In the perspective of a diagnostic application for these miRNAs, we computed ROC curves to evaluate their diagnostic accuracy. Specifically, we computed univariate ROC curves, which were all statistically significant. In most cases, ROC curves showed a fair diagnostic performance (AUC > 0.7): AD versus CTRL: miR-125b, miR-22*, miR-23a, and miR-29a; AD versus VD: miR-22*; PD versus CTRL: let-7d, miR-24, and miR-142-3p; VP versus CTRL: let-7d, miR-15b, and miR-222; and PD versus VP: miR-23a and miR-29a. However, some univariate ROC curves showed a good diagnostic performance (AUC > 0.8) for some miRNAs: AD versus VD: miR-23a, miR-29a, miR-34b, and miR-130b; PD versus CTRL: miR-22*, miR-23a, and miR-222; and PD versus VP: miR-181c. Many published data, including those reported here, show that a single miRNA has often been proposed as a diagnostic biomarker for many diseases, including pathologies with different etiology and molecular pathogenesis. Accordingly, the application of a single miRNA as a diagnostic biomarker could not reach high levels of sensitivity and specificity. Instead, using a signature composed of multiple biomarkers would increase sensitivity and specificity and, consequently, diagnostic accuracy (Diaz-Arrastia et al. 2014). Therefore, we computed multivariable ROC curves, investigating for each comparison the accuracy of a signature including all the DE miRNAs associated with the disease in a logistic regression model. For some of the analyzed comparisons, the regression models included age as an a priori confounder, in order to assess clinically relevant differences in miRNA expression between phenotypes regardless of any possible difference in age among patient subgroups. Following this approach, we observed that multivariable ROC curves showed an increased AUC compared to univariate ROC curves in all the comparisons. This observation suggests that considering the DE miRNAs in combination would discriminate neurodegenerative patients from unaffected controls with higher accuracy. Moreover, we also identified that a signature of miRNAs able to discriminate diseases with similar phenotypes, such as PD versus VP, with a good diagnostic performance: miR-23a and miR-181c, together with age, showed an excellent AUC value (AUC = 0.92).
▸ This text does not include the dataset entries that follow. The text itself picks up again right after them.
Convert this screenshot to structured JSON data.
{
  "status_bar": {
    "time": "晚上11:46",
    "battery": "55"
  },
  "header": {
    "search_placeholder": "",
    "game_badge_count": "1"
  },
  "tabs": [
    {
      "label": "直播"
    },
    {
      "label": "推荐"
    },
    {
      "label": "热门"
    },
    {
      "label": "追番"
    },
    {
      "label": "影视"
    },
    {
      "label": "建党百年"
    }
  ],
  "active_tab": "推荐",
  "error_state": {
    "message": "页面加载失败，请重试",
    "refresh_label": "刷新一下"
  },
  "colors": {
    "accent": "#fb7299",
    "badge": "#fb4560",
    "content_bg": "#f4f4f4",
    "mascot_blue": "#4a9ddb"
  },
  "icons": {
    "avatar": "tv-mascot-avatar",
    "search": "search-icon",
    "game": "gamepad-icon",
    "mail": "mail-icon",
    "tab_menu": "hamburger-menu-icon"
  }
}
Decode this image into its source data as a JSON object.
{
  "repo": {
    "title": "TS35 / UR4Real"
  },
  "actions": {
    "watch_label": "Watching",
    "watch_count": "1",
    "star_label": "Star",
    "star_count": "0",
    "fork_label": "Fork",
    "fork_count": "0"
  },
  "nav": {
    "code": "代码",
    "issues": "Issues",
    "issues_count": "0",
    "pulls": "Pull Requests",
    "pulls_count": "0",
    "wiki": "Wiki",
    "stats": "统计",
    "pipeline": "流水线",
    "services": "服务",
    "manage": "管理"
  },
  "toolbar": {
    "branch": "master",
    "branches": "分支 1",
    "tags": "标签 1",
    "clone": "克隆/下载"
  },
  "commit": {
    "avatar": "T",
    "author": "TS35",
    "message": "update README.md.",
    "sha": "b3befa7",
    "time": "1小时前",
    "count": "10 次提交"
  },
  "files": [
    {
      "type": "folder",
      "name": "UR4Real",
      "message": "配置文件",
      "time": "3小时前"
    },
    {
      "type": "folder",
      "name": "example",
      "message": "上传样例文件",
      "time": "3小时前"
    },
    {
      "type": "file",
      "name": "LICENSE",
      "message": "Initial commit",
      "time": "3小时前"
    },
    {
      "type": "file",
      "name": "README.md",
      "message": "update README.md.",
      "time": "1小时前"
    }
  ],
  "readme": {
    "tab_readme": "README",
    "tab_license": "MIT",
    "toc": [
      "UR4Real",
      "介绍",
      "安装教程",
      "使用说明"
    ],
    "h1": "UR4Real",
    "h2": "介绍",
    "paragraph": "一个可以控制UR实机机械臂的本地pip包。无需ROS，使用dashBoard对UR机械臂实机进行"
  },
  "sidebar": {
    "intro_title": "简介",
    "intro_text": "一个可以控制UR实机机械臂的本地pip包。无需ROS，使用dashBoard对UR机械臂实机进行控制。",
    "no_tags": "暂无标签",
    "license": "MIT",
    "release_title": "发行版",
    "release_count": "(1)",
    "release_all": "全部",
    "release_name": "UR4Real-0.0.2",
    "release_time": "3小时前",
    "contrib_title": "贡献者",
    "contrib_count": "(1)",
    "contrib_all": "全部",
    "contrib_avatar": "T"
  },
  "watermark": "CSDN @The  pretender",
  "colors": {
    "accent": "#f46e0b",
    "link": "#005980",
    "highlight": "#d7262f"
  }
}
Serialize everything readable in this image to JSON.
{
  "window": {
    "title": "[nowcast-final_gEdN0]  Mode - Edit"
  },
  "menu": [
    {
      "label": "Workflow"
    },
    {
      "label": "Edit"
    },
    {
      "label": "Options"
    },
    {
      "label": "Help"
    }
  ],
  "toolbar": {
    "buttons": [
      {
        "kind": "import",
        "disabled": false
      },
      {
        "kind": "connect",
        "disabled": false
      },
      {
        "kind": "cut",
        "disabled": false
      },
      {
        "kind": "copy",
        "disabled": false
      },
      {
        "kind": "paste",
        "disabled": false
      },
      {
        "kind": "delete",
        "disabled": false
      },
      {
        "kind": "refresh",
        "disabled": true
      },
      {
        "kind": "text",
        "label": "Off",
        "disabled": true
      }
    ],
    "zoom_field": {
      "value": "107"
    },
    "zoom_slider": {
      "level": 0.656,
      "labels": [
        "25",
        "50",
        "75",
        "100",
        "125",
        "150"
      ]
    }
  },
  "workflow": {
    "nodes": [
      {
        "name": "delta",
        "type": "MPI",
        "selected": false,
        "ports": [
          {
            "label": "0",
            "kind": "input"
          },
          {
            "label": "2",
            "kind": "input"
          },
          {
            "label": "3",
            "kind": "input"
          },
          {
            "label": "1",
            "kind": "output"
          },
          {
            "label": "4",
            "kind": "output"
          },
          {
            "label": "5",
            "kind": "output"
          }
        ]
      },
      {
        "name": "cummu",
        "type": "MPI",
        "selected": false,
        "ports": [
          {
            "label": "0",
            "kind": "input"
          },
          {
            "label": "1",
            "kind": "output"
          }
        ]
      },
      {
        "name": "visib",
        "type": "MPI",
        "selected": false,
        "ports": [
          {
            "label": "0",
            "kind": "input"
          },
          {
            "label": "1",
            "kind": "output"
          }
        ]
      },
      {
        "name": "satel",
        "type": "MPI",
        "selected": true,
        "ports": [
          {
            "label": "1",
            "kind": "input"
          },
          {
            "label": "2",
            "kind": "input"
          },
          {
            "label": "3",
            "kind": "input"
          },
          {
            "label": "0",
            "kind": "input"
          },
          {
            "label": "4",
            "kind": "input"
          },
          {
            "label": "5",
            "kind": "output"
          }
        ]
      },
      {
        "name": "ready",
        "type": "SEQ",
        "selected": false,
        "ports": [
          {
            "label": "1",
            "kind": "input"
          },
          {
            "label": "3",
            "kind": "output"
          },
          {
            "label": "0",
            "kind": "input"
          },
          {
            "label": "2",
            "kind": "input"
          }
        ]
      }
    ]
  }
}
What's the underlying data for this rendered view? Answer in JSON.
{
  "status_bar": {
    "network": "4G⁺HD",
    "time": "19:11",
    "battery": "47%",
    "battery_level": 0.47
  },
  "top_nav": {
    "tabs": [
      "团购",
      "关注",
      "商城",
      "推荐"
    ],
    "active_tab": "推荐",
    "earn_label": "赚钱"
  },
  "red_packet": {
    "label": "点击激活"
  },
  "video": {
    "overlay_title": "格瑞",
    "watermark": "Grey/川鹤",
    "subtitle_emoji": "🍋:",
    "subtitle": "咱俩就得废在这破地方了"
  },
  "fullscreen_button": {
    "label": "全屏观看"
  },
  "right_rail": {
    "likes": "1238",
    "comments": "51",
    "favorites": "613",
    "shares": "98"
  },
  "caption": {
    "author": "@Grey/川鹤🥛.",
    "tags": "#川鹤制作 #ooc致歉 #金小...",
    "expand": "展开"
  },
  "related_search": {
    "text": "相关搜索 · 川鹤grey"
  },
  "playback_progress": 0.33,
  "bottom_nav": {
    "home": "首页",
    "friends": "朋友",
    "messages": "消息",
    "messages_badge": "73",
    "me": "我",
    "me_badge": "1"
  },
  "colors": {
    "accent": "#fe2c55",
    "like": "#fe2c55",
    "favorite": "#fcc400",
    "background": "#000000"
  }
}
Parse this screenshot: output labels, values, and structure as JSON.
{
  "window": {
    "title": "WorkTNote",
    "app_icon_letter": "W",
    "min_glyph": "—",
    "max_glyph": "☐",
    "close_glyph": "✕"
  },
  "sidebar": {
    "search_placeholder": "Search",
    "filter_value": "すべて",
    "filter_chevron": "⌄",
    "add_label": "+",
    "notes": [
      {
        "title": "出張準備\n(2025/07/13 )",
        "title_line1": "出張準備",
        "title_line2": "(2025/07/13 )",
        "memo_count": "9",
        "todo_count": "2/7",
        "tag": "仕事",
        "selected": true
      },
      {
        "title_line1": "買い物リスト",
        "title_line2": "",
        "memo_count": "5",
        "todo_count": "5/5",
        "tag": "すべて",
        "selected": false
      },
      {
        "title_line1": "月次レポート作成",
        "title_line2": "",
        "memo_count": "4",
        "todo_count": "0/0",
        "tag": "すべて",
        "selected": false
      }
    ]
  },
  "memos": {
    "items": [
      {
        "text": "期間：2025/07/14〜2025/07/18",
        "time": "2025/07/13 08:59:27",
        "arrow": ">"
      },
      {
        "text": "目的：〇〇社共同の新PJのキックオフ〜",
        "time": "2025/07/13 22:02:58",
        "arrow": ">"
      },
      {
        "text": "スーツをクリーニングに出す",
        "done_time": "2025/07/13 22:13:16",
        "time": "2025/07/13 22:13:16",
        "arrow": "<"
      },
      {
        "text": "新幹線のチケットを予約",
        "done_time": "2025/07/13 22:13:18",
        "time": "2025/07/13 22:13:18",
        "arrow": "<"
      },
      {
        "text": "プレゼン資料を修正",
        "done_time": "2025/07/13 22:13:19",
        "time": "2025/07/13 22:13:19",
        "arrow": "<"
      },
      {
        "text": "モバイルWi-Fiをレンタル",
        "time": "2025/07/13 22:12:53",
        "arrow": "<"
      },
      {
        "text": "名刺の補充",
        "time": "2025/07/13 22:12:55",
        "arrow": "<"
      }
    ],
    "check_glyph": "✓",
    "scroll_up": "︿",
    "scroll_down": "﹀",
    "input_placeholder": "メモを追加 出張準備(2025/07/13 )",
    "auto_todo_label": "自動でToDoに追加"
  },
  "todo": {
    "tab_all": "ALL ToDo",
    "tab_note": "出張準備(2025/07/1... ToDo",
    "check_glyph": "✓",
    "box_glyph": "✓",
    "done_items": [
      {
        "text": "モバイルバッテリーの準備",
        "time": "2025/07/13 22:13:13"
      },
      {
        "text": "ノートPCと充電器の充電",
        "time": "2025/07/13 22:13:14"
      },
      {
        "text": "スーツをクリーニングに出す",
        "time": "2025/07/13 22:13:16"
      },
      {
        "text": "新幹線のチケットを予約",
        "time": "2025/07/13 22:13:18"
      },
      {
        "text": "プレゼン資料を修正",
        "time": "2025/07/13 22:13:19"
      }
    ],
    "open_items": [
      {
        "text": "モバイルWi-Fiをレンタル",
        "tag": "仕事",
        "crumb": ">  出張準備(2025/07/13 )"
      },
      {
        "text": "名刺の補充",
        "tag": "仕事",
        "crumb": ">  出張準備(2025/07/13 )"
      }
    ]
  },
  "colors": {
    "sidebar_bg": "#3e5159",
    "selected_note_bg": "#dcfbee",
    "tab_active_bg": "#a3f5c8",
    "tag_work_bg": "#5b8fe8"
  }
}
As previously discussed, one of the characteristics that make circulating miRNAs suitable for application as diagnostic biomarkers is their stability. The reason for this resistance to degradation is that circulating miRNAs do not flow in the blood as “naked” molecules; instead, they can be associated with protein, such as Argonaute proteins, thus forming ribonucleoprotein complexes (ElSharawy et al. 2016; Arroyo et al. 2011), or included in membrane microvesicles, such as exosomes (Valadi et al. 2007; Gallo et al. 2012). In recent years, several studies have investigated the expression of compounds included within exosomes, proposing these exosomal molecules as diagnostic biomarkers (Cheng et al. 2014; Fries and Quevedo 2018; Chen et al. 2017). Accordingly, the deregulation of miRNAs here observed in serum in toto could be derived from an altered shuttling driven by both exosomes and ribonucleoprotein complexes. To investigate the origin of altered miRNA levels, we re-evaluated the expression of the most dysregulated miRNAs in a small cohort of patients, analyzing two distinct serum fractions, represented by the exosomes isolated from serum, and the leftover serum, deprived of exosomes. Not surprisingly, we observed that different miRNAs presented a different distribution between nanovesicles and exosome-deprived serum (Ragusa et al. 2017). Indeed, miR-23a and miR-125b confirmed their upregulation in the serum deprived of exosomes, showing a preferential localization outside exosomes (e.g., microvesicles, Ago complex, apoptotic bodies). Conversely, miR-34b upregulation was only observed in the exosomal compartment, suggesting that this miRNA could be preferentially located within exosomes. Interestingly, miR-29a upregulation was observed in both compartments, suggesting that this miRNA could not have a preferential mechanism of extracellular transport.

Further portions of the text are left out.